Knowledge Base

Cross Product Cypher queries will not perform well

Just like SQL, if you do not properly connect the parts of your query, it will result in a cross (cartesian) product, which is seldom what you want. Take the following example:

MATCH (p:Person), (m:Movie)
RETURN p, m;

In Cypher, what happens is that p contains all of the nodes in the graph with the :Person label, and m contains all of the nodes in the graph with the :Movie label. Returning both of these results in a combination of each node p being returned with each node m, like so:

If there are three nodes with label Person:

  • Neo,

  • Trinity, and

  • Morpheus

and three nodes with label Movie:

  • The Matrix,

  • The Matrix Reloaded, and

  • The Matrix Revolutions

The result of the above Cypher would be:

p m

Neo

The Matrix

Neo

The Matrix Reloaded

Neo

The Matrix Revolutions

Trinity

The Matrix

Trinity

The Matrix Reloaded

Trinity

The Matrix Revolutions

Morpheus

The Matrix

Morpheus

The Matrix Reloaded

Morpheus

The Matrix Revolutions

Keep in mind, this is a simple example, so the result set is small. With a production size graph, this would be a very large, potentially memory intensive query.

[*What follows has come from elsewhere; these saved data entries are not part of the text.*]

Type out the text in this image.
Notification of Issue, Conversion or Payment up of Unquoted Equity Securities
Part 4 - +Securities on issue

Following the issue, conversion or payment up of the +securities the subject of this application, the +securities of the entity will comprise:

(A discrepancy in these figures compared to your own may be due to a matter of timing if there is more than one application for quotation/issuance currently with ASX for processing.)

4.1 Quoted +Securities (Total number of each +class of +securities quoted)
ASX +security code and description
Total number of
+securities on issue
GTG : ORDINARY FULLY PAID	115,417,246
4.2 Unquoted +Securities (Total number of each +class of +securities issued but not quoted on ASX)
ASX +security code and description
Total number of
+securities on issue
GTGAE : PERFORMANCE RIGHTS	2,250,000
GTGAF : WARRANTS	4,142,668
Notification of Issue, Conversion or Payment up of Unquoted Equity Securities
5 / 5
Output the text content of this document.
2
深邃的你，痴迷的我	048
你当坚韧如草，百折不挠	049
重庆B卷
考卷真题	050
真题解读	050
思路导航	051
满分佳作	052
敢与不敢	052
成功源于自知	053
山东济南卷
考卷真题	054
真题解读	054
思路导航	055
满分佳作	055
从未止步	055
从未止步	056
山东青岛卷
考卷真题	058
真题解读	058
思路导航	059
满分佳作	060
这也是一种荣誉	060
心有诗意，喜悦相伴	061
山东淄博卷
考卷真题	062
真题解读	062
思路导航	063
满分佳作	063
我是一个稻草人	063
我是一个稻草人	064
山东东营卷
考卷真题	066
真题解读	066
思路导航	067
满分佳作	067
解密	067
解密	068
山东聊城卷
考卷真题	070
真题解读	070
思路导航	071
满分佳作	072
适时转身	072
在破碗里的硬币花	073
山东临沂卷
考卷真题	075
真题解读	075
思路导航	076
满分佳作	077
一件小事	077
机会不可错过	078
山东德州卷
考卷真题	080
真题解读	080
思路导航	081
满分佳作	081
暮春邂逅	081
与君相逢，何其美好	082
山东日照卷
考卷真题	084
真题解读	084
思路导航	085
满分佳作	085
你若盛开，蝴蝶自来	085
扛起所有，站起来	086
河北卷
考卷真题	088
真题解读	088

In general, inadvertent cross products happen in more complex queries. They are common in queries with many WITH clauses, and a close look at the query is needed to flush out the issue. By following general performance best practices, this can easily be avoided. Be as specific with your query as possible, make sure to use identifiers to properly tie parts of the query together, and only return the data you need. And profile your slow queries so that you can see where the time and effort is spent.

From Neo4j 2.3 on there is a warning issued in Neo4j browser or if you run your query with EXPLAIN that highlights this issue.